O Brasil subiu 47 posições no Ranking Mundial da Liberdade de Imprensa 2025 da Repórteres Sem Fronteiras (RSF), ocupando agora a 63ª colocação entre 180 países. Entretanto, 60% dos países registraram queda no índice, e pela primeira vez na história do levantamento, metade das nações foi classificada com condições “ruins” para o exercício do jornalismo.
O avanço reflete um ambiente menos hostil ao jornalismo após o governo Bolsonaro, segundo a organização.

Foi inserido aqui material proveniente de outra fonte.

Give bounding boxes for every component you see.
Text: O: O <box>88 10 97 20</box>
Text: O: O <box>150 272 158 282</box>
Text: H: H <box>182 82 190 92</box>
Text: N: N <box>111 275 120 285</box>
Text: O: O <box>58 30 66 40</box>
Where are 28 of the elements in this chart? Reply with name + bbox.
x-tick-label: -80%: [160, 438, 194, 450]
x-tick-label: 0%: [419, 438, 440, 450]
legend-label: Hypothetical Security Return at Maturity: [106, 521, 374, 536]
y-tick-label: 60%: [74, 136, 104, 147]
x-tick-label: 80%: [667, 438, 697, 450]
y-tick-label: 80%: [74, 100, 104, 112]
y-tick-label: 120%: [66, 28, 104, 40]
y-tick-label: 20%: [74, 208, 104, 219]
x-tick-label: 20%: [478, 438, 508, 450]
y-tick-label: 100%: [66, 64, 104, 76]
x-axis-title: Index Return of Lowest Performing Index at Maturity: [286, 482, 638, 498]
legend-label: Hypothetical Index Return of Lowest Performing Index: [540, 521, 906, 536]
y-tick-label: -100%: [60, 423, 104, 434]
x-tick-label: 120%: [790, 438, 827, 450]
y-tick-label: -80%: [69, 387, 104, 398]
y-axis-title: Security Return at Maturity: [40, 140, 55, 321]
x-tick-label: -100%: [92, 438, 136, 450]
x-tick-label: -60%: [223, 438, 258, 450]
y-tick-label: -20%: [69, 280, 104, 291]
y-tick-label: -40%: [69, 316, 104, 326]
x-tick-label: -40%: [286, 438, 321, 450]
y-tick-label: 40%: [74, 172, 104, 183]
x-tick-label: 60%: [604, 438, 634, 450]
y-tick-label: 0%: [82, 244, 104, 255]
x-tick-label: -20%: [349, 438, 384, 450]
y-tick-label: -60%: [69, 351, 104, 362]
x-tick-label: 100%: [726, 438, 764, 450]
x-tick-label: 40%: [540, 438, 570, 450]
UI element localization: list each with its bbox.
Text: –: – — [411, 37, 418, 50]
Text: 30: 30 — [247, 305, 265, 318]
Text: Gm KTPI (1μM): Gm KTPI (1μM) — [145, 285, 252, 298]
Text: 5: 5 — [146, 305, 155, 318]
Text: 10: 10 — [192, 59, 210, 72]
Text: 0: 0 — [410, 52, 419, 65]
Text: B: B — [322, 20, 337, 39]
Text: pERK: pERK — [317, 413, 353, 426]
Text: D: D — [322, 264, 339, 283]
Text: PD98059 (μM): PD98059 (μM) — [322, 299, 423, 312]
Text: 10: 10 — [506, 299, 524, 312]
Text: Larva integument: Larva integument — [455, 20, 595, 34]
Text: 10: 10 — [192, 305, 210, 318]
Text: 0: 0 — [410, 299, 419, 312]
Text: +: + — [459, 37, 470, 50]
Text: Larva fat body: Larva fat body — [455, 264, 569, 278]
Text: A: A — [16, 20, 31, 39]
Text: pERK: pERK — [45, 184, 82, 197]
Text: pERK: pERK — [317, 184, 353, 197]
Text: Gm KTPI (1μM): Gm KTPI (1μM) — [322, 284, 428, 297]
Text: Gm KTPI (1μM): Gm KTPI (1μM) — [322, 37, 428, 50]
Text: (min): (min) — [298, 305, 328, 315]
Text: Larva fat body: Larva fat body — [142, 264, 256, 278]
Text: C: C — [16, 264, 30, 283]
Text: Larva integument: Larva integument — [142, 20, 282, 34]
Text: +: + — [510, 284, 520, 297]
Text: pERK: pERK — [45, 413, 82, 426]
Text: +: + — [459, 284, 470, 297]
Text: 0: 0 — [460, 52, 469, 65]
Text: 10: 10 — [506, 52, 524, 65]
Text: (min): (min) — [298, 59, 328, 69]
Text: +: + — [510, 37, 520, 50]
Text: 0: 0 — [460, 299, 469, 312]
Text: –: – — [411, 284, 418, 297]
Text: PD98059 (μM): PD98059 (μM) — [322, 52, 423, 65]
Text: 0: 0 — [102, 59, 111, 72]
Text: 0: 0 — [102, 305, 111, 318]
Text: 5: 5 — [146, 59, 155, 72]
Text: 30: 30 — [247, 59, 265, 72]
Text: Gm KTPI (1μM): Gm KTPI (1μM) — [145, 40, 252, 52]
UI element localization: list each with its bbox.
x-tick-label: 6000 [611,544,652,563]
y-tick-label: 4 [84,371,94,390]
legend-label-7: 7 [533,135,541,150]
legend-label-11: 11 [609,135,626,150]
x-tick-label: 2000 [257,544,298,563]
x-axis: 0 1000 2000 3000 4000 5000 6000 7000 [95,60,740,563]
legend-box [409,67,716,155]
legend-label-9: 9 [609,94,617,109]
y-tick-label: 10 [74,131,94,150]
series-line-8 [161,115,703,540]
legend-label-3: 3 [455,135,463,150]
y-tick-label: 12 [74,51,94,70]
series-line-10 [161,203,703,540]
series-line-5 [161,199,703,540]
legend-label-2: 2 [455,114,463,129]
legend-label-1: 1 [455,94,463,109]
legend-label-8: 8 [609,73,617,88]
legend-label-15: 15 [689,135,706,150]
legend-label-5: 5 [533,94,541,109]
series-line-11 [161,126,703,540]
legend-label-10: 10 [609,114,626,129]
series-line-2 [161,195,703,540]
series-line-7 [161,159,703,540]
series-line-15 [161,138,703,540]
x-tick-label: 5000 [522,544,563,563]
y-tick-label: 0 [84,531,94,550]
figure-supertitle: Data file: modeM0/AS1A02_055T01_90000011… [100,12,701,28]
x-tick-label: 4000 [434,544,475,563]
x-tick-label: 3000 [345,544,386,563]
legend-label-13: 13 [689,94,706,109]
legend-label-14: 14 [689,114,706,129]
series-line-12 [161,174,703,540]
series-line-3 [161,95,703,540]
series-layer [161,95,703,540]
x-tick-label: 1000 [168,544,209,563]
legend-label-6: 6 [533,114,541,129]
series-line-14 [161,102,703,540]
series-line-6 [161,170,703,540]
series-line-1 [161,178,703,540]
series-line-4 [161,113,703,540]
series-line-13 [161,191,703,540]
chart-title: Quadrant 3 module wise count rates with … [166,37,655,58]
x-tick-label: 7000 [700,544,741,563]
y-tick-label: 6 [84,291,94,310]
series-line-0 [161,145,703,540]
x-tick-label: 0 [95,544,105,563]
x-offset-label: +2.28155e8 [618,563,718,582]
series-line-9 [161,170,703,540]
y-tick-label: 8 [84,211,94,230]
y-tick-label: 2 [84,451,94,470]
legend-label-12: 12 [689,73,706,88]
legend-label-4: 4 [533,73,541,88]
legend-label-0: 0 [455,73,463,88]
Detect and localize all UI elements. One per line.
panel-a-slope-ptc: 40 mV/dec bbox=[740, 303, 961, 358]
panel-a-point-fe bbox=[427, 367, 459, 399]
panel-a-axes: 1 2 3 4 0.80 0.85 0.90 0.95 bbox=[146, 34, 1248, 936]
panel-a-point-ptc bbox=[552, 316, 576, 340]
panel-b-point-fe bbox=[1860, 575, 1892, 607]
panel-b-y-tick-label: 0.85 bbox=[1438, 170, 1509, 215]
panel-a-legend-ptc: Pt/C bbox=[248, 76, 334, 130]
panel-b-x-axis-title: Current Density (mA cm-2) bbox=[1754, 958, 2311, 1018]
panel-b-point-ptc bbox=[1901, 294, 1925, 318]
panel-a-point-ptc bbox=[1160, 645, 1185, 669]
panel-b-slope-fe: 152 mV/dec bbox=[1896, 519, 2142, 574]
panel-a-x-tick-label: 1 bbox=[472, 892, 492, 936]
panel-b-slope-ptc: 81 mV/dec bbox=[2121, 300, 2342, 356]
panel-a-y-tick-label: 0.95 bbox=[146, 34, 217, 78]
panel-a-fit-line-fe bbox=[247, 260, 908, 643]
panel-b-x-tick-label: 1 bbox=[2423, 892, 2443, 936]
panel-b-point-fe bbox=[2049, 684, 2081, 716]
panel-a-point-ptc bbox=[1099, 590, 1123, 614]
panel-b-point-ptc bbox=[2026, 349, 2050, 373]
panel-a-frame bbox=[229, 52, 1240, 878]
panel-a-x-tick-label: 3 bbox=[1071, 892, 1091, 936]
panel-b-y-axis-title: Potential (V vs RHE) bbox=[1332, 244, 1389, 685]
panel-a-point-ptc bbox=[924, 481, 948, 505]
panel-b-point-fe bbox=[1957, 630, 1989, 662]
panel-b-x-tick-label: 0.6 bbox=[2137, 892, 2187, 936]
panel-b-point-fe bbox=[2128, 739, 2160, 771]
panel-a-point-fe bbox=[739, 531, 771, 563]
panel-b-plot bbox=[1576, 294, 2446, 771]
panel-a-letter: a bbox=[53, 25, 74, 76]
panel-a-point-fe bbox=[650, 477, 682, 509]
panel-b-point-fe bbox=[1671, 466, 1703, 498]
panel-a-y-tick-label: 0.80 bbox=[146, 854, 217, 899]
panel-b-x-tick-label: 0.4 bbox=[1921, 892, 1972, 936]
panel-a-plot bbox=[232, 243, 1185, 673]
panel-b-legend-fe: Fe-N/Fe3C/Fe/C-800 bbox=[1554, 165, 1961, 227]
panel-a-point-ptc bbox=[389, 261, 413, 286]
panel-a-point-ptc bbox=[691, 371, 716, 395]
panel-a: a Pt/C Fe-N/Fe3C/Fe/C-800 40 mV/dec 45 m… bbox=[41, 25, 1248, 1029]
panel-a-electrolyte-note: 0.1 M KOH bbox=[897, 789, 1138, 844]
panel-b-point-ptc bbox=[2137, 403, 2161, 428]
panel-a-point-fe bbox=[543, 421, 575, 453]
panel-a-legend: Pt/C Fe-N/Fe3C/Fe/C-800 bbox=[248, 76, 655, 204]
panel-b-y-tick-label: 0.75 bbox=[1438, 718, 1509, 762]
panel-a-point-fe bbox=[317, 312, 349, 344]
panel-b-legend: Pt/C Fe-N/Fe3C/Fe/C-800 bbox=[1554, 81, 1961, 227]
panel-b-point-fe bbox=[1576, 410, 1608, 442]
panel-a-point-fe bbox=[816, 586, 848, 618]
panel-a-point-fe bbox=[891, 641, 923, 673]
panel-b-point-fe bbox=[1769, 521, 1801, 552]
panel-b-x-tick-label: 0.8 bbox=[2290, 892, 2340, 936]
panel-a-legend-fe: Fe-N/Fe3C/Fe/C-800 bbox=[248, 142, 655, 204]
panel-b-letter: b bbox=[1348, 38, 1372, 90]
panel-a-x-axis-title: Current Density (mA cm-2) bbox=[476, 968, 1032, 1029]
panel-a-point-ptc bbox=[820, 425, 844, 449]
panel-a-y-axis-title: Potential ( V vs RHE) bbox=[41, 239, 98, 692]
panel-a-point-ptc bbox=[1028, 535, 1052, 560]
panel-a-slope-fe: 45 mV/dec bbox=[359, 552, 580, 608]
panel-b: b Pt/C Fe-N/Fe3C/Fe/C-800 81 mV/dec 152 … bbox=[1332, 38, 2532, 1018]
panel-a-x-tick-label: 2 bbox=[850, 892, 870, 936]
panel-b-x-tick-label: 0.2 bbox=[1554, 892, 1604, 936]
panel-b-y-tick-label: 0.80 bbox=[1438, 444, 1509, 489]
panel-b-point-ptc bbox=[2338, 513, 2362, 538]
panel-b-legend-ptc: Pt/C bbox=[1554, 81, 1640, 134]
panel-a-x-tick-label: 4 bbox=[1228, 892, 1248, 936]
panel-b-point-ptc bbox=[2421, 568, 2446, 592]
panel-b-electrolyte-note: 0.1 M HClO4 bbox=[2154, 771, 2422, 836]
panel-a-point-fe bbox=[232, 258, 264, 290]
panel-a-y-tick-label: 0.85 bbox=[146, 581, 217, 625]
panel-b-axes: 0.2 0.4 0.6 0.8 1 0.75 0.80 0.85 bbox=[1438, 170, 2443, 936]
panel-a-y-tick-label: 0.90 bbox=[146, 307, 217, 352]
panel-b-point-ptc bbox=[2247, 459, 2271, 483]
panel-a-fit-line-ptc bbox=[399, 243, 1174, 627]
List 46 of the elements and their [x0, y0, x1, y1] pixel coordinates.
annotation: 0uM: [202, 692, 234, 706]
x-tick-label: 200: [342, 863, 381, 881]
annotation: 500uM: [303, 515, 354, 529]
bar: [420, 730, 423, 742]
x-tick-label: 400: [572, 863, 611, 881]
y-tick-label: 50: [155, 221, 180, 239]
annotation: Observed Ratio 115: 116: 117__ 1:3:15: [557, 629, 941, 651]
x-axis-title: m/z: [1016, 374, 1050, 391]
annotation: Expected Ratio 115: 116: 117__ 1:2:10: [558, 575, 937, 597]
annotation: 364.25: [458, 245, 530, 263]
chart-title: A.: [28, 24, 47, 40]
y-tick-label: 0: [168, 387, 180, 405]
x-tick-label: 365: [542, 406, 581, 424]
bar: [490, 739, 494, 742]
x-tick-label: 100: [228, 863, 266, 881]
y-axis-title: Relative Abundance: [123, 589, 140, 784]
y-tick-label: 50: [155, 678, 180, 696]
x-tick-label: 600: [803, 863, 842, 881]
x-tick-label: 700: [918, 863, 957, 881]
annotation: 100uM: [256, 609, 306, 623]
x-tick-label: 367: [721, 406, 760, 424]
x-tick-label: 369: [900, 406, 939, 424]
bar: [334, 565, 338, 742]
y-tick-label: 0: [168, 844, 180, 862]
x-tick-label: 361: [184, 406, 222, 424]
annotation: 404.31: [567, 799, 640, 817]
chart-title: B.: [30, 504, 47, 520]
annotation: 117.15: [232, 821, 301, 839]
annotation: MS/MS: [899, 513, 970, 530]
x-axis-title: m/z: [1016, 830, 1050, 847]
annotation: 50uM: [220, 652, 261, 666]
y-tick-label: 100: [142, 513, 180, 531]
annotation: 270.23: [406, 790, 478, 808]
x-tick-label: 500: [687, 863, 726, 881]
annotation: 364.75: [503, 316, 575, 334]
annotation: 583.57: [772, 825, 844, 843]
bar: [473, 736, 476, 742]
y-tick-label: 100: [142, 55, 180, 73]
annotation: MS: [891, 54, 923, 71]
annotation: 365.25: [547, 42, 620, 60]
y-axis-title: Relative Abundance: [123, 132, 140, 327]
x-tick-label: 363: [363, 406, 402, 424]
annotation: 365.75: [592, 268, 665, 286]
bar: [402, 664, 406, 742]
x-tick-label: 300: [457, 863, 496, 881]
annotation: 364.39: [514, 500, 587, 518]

Mas a melhora brasileira contrasta com o cenário global preocupante: a pontuação média global ficou abaixo de 55 pontos, enquadrando a situação como “difícil”.
Desafios econômicos ameaçam independência jornalística
O indicador econômico foi o que mais pesou negativamente em 2025, refletindo:
- Concentração da propriedade dos meios;
- Pressão de anunciantes e financiadores;
- Distribuição opaca de verbas públicas.
“Sem independência econômica, não há imprensa livre”, alerta Anne Bocandé, diretora editorial da RSF, destacando como meios fragilizados financeiramente se tornam vulneráveis a interferências políticas e à busca por audiência em detrimento da qualidade.
Retrocessos em destaque
- Argentina (87º): Queda de 47 posições em 2 anos, com ataques de Milei à mídia e desmonte da imprensa pública;
- Peru (130º): Colapso na liberdade de imprensa (queda de 53 posições) com assédio judicial e campanhas de desinformação;
- EUA (57º): Impacto do segundo mandato de Trump, que cortou financiamento à mídia independente e marginalizou jornalistas.
Oriente Médio e Norte da África seguem como as regiões mais perigosas para jornalistas, com destaque para o massacre em Gaza. Apenas o Catar (79º) escapa da classificação “difícil” ou “muito grave”.
O papel das Big Techs
A RSF critica o domínio das gigantes tecnológicas (Google, Apple, Facebook, Amazon e Microsoft) na distribuição de informações, responsáveis por:
- Capturar receitas publicitárias que sustentavam o jornalismo;
- Amplificar conteúdos manipulados e desinformação;
- Operar em ambiente pouco regulamentado.
Com US$ 247,3 bilhões gastos em publicidade nas redes em 2024 (alta de 14%), a organização alerta para os riscos à democracia quando a economia da informação é controlada por poucos atores.
Concentração como ameaça
Em 46 países, a propriedade dos meios está altamente concentrada ou sob controle estatal, comprometendo o pluralismo essencial para sociedades democráticas.
Enquanto o Brasil comemora o avanço, a RSF ressalta que a liberdade de imprensa global enfrenta desafios sem precedentes, exigindo ações urgentes para proteger o jornalismo independente como pilar da democracia.